The most chronic issue I see with my student is instruction and materials. Step 1 (Day 1): introduce a new concept. Step 2 (Day 1): assign homework. Step 3 (Day 2): Move to next concept. Mastery? No. And by the time the material spirals back, students have forgotten what little they learned. When a teacher has to resort over and over again to "You'll figure it out for yourself," there's definitely something out of kilter. As for multiple intelligences and the achievement gap, that assumes students equally have the same initiative to get outside help ... and that simply is not the case. The math scores over the past few years bear out the distressing trend that not only are more students failing, the achievement gap is the same, if not worse.
ReplyDeleteI need to read more about the spiraling nature of the curriculum to better understand the pros and cons. My certification is in 6-12 English, not Math, and I haven't taught in five years. A lot has certainly changed in that time!

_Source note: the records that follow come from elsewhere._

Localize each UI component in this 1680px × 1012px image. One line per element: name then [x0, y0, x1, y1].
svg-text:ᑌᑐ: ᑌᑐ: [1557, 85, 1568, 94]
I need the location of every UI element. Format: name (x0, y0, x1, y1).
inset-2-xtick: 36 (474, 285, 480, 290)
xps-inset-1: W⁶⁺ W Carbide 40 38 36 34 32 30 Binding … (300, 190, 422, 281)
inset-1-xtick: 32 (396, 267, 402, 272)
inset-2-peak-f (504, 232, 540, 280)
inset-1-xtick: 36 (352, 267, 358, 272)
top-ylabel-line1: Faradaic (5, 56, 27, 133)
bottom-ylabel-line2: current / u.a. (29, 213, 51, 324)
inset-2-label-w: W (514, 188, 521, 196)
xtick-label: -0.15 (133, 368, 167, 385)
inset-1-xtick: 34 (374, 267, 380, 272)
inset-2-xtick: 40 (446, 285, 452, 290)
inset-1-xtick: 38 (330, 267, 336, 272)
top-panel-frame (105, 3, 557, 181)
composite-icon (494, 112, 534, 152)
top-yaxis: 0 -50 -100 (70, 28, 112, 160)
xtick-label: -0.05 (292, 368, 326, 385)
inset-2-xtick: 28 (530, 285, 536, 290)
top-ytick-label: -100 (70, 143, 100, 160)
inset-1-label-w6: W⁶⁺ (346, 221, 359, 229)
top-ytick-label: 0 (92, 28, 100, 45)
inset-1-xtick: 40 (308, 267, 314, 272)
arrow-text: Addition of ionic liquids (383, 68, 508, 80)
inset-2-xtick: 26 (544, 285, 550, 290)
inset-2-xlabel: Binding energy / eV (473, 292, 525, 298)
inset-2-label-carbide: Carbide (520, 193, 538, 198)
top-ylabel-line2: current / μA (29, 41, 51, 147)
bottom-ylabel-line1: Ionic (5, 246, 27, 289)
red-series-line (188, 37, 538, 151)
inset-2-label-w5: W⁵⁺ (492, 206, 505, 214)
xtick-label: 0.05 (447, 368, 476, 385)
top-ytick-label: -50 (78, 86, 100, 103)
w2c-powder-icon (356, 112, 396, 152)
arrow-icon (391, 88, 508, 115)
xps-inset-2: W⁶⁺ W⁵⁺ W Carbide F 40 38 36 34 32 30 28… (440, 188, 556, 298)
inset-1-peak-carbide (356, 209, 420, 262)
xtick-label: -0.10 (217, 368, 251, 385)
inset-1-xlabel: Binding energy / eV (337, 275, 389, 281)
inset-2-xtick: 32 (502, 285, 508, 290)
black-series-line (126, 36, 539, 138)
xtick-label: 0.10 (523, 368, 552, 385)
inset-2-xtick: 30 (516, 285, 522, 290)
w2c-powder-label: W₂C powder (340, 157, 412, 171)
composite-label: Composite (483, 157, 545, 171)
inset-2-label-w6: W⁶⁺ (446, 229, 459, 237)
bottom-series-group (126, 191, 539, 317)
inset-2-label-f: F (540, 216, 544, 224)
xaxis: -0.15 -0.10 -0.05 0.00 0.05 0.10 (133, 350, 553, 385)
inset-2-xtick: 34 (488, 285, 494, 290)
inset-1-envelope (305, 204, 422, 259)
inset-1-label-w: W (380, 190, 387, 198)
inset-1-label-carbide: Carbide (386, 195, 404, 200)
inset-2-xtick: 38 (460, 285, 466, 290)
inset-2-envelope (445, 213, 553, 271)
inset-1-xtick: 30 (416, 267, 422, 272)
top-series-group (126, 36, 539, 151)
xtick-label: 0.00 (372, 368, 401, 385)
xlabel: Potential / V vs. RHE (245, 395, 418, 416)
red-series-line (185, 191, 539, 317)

ReplyDeleteI'm sorry your daughter is having a tough time right now. Not fun at all, for her or you. I hope things get better.
I forgot to ask this: Are the teachers following some sort of mandated calendar? If so, that might be part of the problem. When I taught, if my students hadn't mastered a concept yet, I worked with them before moving them forward. Likewise, if the class easily mastered a concept, then we zip ahead of the calendar. Luckily, my principal gave me the flexibility to shelf the canned calendar and pace the class as I saw fit, which seemed to work because most of my students earned 5 on the AP exam.
ReplyDeleteHmmm. Something is definitely wrong. I just wonder what exactly. Is it the actual curriculum, the delivery, the rushed calendar, lack of teacher training? I don't know. Wish I did.
The pace and content are structured FOR the teachers. Ironically, the veterans are using carefully stowed-away Alegebra and Geometry textbooks because the current books are shallow at best.